Here, predetermined outcomes or divine forces challenge whether characters have meaningful choice at all. This conflict asks big questions: Does free will exist? What gives life meaning when the outcome seems already decided?
Beyond-natural forces like ghosts, demons, magic, or mythical creatures create conflicts that break ordinary rules. What makes this conflict type versatile is its metaphorical function. Supernatural elements often represent real fears: death, guilt, the unknown, loss of control. The ghost in a haunted house story might really be about unresolved grief.
Compare: Person vs. Nature and Person vs. Supernatural both involve inhuman forces, but nature operates by knowable rules while supernatural forces can be unpredictable or symbolic. A character surviving a hurricane demonstrates resilience; a character confronting a ghost often confronts unresolved trauma.
These conflicts position characters against constructed systems. The antagonist isn't a single person but a pattern or institution, which means victory requires changing minds or breaking systems rather than defeating an opponent.
The opposition here is institutional: laws, norms, cultural expectations, class structures. The enemy is everywhere and nowhere. Think of a queer teenager in a deeply conservative community, or Winston Smith pushing back against the Party in 1984.

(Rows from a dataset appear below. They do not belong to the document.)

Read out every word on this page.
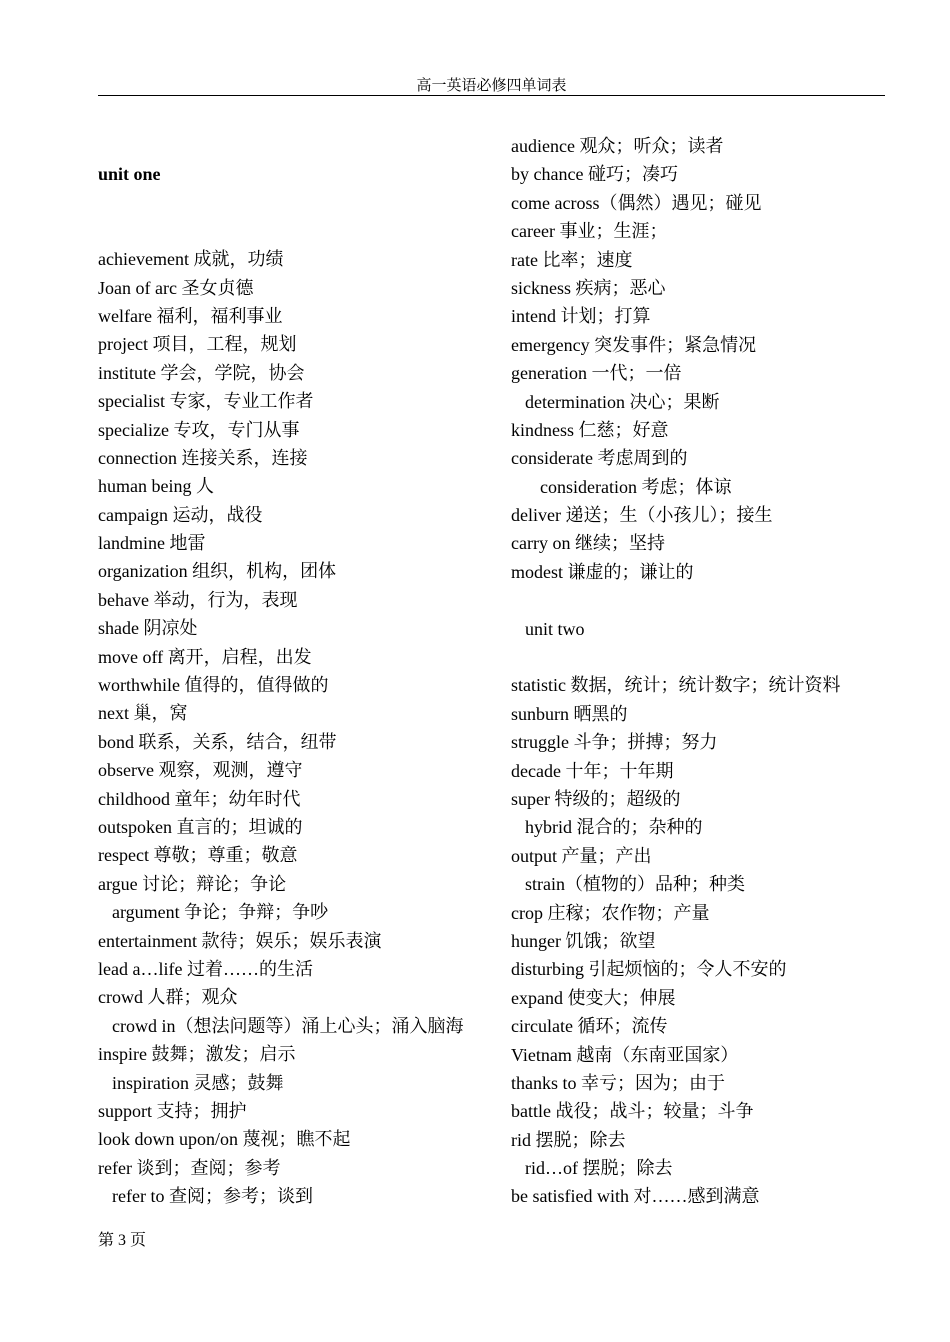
高一英语必修四单词表
unit one
achievement 成就，功绩
Joan of arc 圣女贞德
welfare 福利，福利事业
project 项目，工程，规划
institute 学会，学院，协会
specialist 专家，专业工作者
specialize 专攻，专门从事
connection 连接关系，连接
human being 人
campaign 运动，战役
landmine 地雷
organization 组织，机构，团体
behave 举动，行为，表现
shade 阴凉处
move off 离开，启程，出发
worthwhile 值得的，值得做的
next 巢，窝
bond 联系，关系，结合，纽带
observe 观察，观测，遵守
childhood 童年；幼年时代
outspoken 直言的；坦诚的
respect 尊敬；尊重；敬意
argue 讨论；辩论；争论
argument 争论；争辩；争吵
entertainment 款待；娱乐；娱乐表演
lead a…life 过着……的生活
crowd 人群；观众
crowd in（想法问题等）涌上心头；涌入脑海
inspire 鼓舞；激发；启示
inspiration 灵感；鼓舞
support 支持；拥护
look down upon/on 蔑视；瞧不起
refer 谈到；查阅；参考
refer to 查阅；参考；谈到
audience 观众；听众；读者
by chance 碰巧；凑巧
come across（偶然）遇见；碰见
career 事业；生涯；
rate 比率；速度
sickness 疾病；恶心
intend 计划；打算
emergency 突发事件；紧急情况
generation 一代；一倍
determination 决心；果断
kindness 仁慈；好意
considerate 考虑周到的
consideration 考虑；体谅
deliver 递送；生（小孩儿）；接生
carry on 继续；坚持
modest 谦虚的；谦让的
unit two
statistic 数据，统计；统计数字；统计资料
sunburn 晒黑的
struggle 斗争；拼搏；努力
decade 十年；十年期
super 特级的；超级的
hybrid 混合的；杂种的
output 产量；产出
strain（植物的）品种；种类
crop 庄稼；农作物；产量
hunger 饥饿；欲望
disturbing 引起烦恼的；令人不安的
expand 使变大；伸展
circulate 循环；流传
Vietnam 越南（东南亚国家）
thanks to 幸亏；因为；由于
battle 战役；战斗；较量；斗争
rid 摆脱；除去
rid…of 摆脱；除去
be satisfied with 对……感到满意
第 3 页
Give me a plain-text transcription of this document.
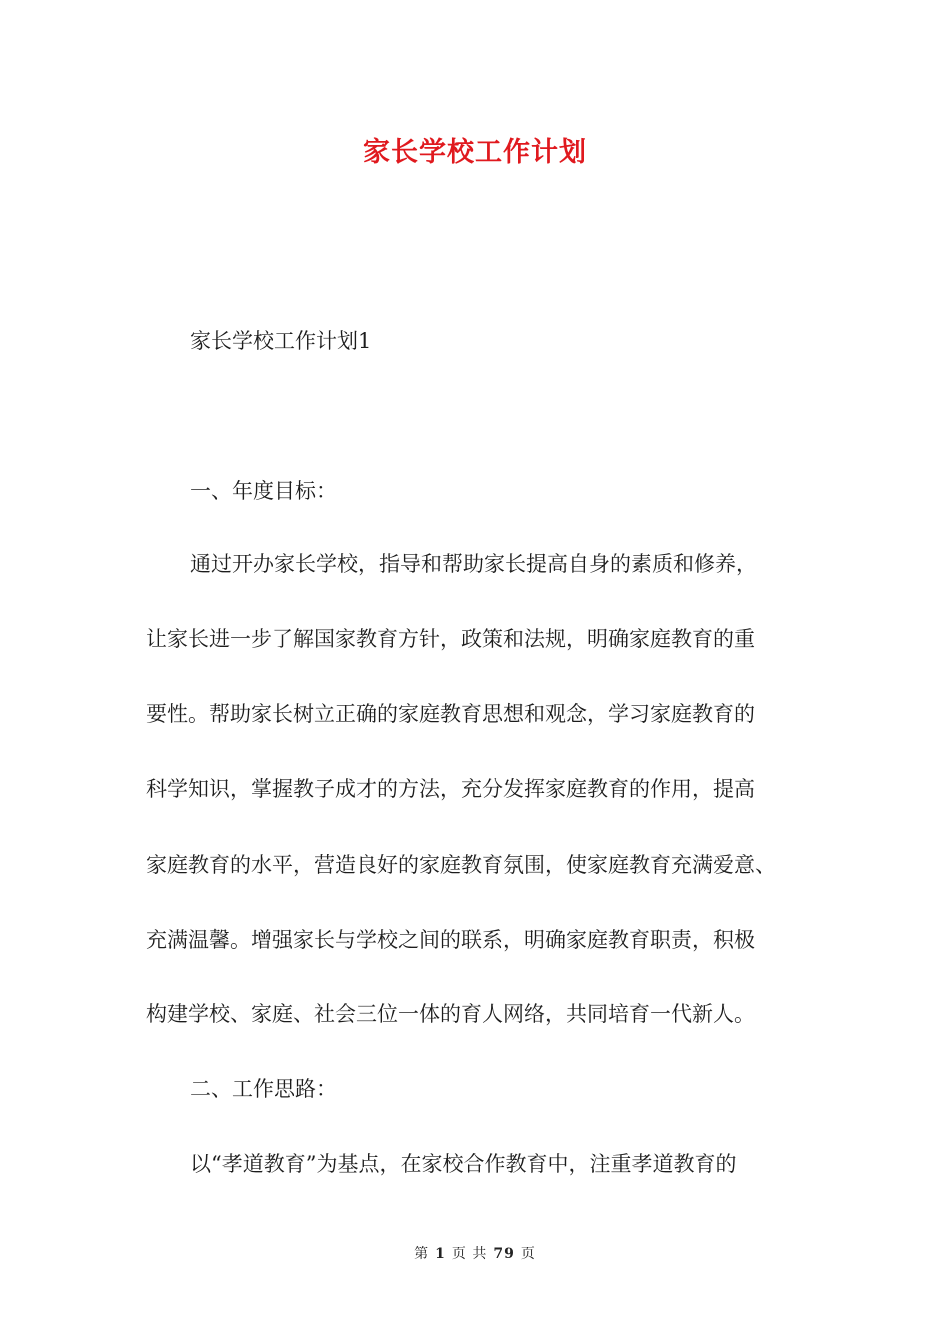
家长学校工作计划
家长学校工作计划1
一、年度目标：
通过开办家长学校，指导和帮助家长提高自身的素质和修养，
让家长进一步了解国家教育方针，政策和法规，明确家庭教育的重
要性。帮助家长树立正确的家庭教育思想和观念，学习家庭教育的
科学知识，掌握教子成才的方法，充分发挥家庭教育的作用，提高
家庭教育的水平，营造良好的家庭教育氛围，使家庭教育充满爱意、
充满温馨。增强家长与学校之间的联系，明确家庭教育职责，积极
构建学校、家庭、社会三位一体的育人网络，共同培育一代新人。
二、工作思路：
以“孝道教育”为基点，在家校合作教育中，注重孝道教育的
第 1 页 共 79 页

This conflict explores the tension between humans and the tools they've created. Dependence, surveillance, automation, the ethics of innovation.
Compare: Person vs. Society and Person vs. Technology both involve systems humans created, but they focus on different things. Society conflicts center on human rules and expectations; technology conflicts center on tools that develop unintended consequences. A character fighting censorship faces society. A character fighting an algorithm faces technology.
| Concept | Best Conflict Types |
|---|---|
| Character depth and arc | Person vs. Self |
| Immediate dramatic tension | Person vs. Person |
| Survival and primal stakes | Person vs. Nature |
| Social/political commentary | Person vs. Society |
| Philosophical and existential themes | Person vs. Fate/God |
| Contemporary relevance | Person vs. Technology |
| Horror, fantasy, and metaphor | Person vs. Supernatural |
| Layered, complex narratives | Multiple conflicts combined |
Person vs. Nature and Person vs. Supernatural both involve forces that cannot be reasoned with. How do they differ in what they reveal about characters?
If you're writing a story about a whistleblower exposing corporate corruption, which conflict types are likely at play? Identify at least two and explain how they interact.
Compare Person vs. Self and Person vs. Fate/God. Both can involve internal struggle, but what makes them fundamentally different in terms of character agency?
A character is stranded alone on a mountain during a blizzard while struggling with guilt over a past decision. Identify the conflict types present and explain which one should drive the climax if you want an emotionally resonant ending.
Why do the most memorable antagonists in Person vs. Person conflicts often trigger Person vs. Self conflicts in the protagonist? Give an example from a story you've read.